83) “Rosetta” (1999)

O espírito de “Rosetta” reside na personagem-título, interpretada brilhantemente pela estreante Émile Dequenne. Ela está presente em todas as cenas, quase sempre em plano médio ou close-up. A câmera naturalista dos irmãos Dardenne (conhecidos por seus filmes de temática social, retratando marginalizados da sociedade) exibe a difícil jornada da heroína, que mora num trailer numa cidade belga com a mãe alcoólatra, enquanto procura emprego para se sustentar. A situação de Rosetta é precária, porém, em momentos preciosos - quando protesta com a mãe por se prostituir em troca de bebida, por exemplo -, ela demonstra dignidade diante da adversidade.
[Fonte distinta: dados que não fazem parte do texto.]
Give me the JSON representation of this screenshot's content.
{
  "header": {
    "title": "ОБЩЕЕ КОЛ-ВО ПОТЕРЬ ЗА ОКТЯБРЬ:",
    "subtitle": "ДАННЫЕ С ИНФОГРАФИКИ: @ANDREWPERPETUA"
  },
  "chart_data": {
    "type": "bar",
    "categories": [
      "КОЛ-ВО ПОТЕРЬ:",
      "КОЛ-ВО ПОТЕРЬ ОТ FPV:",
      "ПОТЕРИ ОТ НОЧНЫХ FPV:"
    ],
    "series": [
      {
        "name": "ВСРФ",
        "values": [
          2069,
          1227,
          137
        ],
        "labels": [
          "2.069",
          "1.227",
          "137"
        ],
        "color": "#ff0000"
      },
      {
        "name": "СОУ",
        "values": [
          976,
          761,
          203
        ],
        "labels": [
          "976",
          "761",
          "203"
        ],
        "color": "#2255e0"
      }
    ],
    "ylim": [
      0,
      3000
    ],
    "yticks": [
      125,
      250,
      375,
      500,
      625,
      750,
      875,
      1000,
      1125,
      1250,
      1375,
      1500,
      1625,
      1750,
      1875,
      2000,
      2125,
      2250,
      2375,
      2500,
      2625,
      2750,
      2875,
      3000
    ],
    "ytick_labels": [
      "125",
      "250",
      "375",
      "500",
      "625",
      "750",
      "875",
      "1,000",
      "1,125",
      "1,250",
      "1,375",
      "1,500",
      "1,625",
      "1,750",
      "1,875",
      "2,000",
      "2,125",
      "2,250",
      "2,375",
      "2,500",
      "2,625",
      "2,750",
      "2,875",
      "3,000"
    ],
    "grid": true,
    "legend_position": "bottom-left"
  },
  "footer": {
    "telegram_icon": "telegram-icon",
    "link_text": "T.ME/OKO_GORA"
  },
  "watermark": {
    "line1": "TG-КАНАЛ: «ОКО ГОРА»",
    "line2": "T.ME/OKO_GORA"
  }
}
Ainda assim, a pressão social e psicológica é grande demais, e ela acabará cometendo uma traição em nome da sobrevivência. 
“Rosetta” é um filme extremamente realista, de poucos diálogos, que depende da força das imagens, filmadas em estilo documentário-verdade, e da força de sua protagonista para funcionar. Funciona como uma grande crítica ao capitalismo selvagem, com seus personagens se engalfinhando para conseguir migalhas do sistema laboral, mas também como instrumento de empatia com as classes mais pobres. “Rosetta” talvez seja mais instigante que os filmes de Ken Loach, outro grande cineasta de questões sociais mas mais dependente das convenções do cinema clássico narrativo do que os irmãos Dardenne. Não à toa, o filme venceu a Palma de Ouro e o prêmio de melhor atriz para Dequenne em Cannes em 1999.